Let $V(y,b;N,m,r)$ calculate the value of the interest of an initial amount of money, $N$, put into an account on the $b$th month with a monthly payback of $m$ and a yearly interest rate of $r$ at the end of the $y$th year.
Naturally, for $V(0,b;N,m,r)$ we have $N$ since this is just the initial amount and $0$ years have passed. At the end of year one, we have $N+(N-(12-b)m)r=N+(N-12m+bm)r$. This is because the money is put in at the $b$th month and $(12-b)$ months remain in the year. Thus, we have $(12-b)$ monthly paybacks, and that is where we get $(N-(12-b)m)$. Given that $(N-(12-b)m)$ is the yearly balance in the account at the end of the year, it accrues an interest of $(N-(12-b)m)r$. Thus, the total value at the end of the year is that (the interest accrued) added to the original, so we have $N+(N-(12-b)m)r=N+(N-12m+bm)r$.

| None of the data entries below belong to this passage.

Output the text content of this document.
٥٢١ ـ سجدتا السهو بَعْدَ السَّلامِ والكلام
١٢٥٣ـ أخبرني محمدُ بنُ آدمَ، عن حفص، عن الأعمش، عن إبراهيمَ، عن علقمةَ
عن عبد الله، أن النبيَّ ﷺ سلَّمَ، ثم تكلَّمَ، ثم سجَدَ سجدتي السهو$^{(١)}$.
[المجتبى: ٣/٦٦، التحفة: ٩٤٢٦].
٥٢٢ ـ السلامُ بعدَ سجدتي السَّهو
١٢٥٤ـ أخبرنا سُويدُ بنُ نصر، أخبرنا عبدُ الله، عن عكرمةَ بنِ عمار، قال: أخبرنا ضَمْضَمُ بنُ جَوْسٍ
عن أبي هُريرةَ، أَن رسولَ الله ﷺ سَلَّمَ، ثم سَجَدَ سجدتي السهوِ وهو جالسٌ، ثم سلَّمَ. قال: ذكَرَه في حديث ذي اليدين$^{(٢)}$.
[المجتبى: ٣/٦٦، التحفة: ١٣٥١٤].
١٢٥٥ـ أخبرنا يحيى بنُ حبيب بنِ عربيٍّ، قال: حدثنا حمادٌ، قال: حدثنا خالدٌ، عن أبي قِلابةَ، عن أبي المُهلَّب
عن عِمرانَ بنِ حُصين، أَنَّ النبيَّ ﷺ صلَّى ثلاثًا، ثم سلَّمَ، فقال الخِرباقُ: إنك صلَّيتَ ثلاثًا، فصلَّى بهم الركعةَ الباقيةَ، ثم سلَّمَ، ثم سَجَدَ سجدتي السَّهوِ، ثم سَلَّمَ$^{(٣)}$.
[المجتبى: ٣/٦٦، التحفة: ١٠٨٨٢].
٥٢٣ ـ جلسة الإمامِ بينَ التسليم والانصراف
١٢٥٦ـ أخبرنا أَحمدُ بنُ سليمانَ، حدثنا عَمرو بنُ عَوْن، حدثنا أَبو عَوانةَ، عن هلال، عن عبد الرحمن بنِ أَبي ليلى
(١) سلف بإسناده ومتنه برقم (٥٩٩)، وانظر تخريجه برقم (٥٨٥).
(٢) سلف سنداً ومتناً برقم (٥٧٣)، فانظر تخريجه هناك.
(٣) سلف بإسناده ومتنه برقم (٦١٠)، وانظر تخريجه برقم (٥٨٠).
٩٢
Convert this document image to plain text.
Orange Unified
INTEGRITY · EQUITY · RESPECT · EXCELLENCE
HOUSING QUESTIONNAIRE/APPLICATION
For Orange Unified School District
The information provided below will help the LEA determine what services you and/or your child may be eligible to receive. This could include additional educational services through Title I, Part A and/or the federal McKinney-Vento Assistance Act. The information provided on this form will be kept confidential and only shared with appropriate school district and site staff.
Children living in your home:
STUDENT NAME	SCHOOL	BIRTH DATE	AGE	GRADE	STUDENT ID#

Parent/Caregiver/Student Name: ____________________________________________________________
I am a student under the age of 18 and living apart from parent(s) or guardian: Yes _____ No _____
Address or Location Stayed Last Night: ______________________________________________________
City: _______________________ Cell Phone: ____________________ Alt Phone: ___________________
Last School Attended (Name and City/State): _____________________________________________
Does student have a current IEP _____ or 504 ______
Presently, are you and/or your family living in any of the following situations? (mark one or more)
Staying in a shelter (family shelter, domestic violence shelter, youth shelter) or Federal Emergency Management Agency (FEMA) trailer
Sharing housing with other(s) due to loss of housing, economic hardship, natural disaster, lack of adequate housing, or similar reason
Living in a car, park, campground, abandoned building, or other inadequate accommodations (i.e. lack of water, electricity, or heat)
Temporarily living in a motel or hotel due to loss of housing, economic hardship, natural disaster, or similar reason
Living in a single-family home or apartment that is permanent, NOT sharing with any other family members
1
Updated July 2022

For the end of the second year, we have $N+(N-12m+bm)r+[N+(N-12m+bm)r-12m]r$. If we let $N_1=N+(N-12m+bm)r$, this makes much more sense: $N+(N-12m+bm)r+[N+(N-12m+bm)r-12m]r=N_1+[N_1-12m]r;$ that is, it's simply the amount of year one, $N_1$, plus the interest accrued after the $12$ monthly paybacks (the interest accrued being the $[N_1-12m]r$).
For the end of the third year, we have $N_1+[N_1-12m]r+(N_1+[N_1-12m]r-12m)r$. In other words, if we let $N_y=V(y,b;N,m,r)$, our recurrence becomes almost obvious: $N_x=N_{x-1}+(N_{x-1}-12m)r$. So, your recurrence is:
$V(y,b;N,m,r)=V(y-1,b;N,m,r)+\left[V(y-1,b;N,m,r)-12m\right]r,$ or, using the $N_y$ notation, $N_x=N_{x-1}+(N_{x-1}-12m)r.$
Addendum: Solving the Recursion
To solve the recursion, I first put it into a nicer form: $N_x=N_{x-1}+rN_{x-1}-12mr=(1+r)N_{x-1}-12mr.$ Now, let $C=-12mr$ and $u=1+r$. We have, then, $N_{x}=(1+r)N_{x-1}-12mr=uN_{x-1}+C.$
As we continue putting the recursion inside itself, we see a pattern:
$\begin{align} N_x&=uN_{x-1}+C\\ &=u(uN_{x-2}+C)+C\\ &=u^2N_{x-2}+uC+C\\ &=u^2(uN_{x-3}+C)+uC+C\\ &=u^3N_{x-3}+u^2C+uC+C\\ &=\dots \end{align} $
In other words, we're noticing that if we continue this until we're at $N_2$, we have (note: we're not going all the way back to $N_1$ or $N_0$ since this pattern begins at $N_2$):
$N_x=u^{x-2}N_{2}+\left(\sum_{0 \le i \le x-3}u^i\right)C.$
The sum has a closed form since it is the canonical geometric sum. Its closed form is simply $\frac{1-u^{x-2}}{1-u}$. Thus, we have: $N_x=u^{x-2}N_2+\left(\frac{1-u^{x-2}}{1-u}\right)C.$
After subbing back in and completing some simplifications, we finally arrive at
$N_x=(1+r)^{x-2}N_2+12((1+r)^{x-2}-1)m.$
Now, recalling that $N_2=N_1+(N_1-12m)r$ and $N_1=N_0+(N_0-bm)r$, we have $N_2=N_0+(N_0-bm)r+(N_0+(N_0-bm)r-12m)r$. This is more compactly stated as $N_2=N_0+\left((2+r)N_0-(b+br+12)m \right)r.$
Subbing $N_2$ in, our final statement is thusly:
$V(y,b;N,m,r)=(1+r)^{x-2}\left[N_0+\left((2+r)N_0-(b+br+12)m \right)r\right]+12((1+r)^{x-2}-1)m.$
Remark
[. . .]it does (Nā6m)r interests at the end of the first year
It would appear that your case is $b=6$. Throw that into the above formula and it simplifies a tad.